Error on the record is also a good way to get facts reviewed. And you can alway put in the hoary old line “the impugened judgement erred in fact”, to get around that.

I’d love to remember such things as JMOVs… Only I can’t, because I have never known what JMOVs are. Google was not very helpful, and I’m sure there are others just as ignorant as I am, so could you please explain what JMOVs are?

OK - my bad. I meant JMOL - Judgment as a Matter of Law. Or JNOV, Judgment Notwithstanding the Verdict. Which are different names for the same thing - I think JMOL is the modern name. Basically, the judge can overule the jury, saying their findings weren’t possible under the law. While it is part of the trial stage, its almost more appelate.

It’s criminal equivalent (motion to set aside the verdict, I think) cannot be used to overturn a not guilty verdict by the jury, but can find a defendant that the jury found guilty to be not guilty.

Thanks, that clears it up.

Kind of helps if I had used the right terminology in the first place…

Judges don’t have to be appointed by the legislature, though.
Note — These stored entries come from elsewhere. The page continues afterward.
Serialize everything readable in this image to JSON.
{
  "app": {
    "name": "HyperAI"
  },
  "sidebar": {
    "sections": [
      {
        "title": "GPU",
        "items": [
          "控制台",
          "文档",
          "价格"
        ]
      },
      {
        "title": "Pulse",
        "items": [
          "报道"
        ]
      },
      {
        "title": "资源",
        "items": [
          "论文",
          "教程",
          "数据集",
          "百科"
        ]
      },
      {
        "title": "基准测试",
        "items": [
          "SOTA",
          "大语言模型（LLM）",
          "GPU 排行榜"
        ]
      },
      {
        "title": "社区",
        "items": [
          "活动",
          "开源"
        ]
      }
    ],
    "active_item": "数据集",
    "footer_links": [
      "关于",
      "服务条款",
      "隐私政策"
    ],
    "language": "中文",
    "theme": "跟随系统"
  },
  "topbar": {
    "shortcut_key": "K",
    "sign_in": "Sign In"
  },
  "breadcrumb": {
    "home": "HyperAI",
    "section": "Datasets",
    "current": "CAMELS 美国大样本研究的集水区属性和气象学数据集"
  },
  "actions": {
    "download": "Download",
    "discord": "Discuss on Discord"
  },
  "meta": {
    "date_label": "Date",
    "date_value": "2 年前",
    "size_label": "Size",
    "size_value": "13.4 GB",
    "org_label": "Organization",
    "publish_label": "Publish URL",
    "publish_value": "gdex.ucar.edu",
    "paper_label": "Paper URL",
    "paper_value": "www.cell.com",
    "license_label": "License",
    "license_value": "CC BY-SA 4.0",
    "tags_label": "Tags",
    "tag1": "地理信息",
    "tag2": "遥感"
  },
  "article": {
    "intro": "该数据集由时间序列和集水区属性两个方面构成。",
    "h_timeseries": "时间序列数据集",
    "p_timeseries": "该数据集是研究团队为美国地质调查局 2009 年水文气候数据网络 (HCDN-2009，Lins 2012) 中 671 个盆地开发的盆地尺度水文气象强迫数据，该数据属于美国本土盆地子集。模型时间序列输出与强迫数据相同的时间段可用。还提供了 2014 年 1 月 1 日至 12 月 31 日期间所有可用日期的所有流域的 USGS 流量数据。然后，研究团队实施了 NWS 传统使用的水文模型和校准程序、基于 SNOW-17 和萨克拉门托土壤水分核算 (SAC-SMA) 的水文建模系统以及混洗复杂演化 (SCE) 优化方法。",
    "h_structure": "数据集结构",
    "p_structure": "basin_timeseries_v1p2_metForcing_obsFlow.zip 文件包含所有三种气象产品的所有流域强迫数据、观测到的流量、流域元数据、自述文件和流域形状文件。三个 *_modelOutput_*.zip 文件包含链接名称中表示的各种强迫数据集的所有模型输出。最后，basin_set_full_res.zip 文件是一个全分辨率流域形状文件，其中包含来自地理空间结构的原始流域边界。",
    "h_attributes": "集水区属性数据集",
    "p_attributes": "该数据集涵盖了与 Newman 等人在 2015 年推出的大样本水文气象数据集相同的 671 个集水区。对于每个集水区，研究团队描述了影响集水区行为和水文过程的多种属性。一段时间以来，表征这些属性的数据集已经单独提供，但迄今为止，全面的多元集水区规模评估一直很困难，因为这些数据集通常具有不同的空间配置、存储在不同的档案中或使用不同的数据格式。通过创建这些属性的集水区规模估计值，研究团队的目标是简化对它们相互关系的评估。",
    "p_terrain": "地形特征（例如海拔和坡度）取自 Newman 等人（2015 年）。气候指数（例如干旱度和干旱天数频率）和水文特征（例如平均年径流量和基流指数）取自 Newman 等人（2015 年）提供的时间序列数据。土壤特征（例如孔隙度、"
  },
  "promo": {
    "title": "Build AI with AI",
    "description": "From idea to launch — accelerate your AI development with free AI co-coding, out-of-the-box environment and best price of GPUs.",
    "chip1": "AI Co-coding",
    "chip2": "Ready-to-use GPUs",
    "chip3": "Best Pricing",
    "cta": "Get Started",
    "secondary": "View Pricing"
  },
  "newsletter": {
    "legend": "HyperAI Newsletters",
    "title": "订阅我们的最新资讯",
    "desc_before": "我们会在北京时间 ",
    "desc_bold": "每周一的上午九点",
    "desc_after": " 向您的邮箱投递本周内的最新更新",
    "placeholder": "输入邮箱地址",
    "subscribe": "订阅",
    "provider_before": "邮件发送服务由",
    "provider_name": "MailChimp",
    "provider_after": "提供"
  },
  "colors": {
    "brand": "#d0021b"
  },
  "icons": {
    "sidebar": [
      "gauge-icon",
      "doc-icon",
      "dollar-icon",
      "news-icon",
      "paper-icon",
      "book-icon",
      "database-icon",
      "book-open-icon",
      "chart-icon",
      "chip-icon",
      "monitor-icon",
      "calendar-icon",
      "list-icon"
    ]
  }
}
Not so. There were three issues before the Court.

  • Stevens (appointed by Ford) voted against Bush on all three issues.

  • Justices Breyer (appointed by Clinton) and Souter (appointed by Bush I) voted in favour of Bush on one issue, and in favour of Gore on two issues.

  • Justices Kennedy (appointed by Reagan) and O’Connor (appointed by Reagan) voted in favour of Bush on two issues and expressed no opinion on the third issue.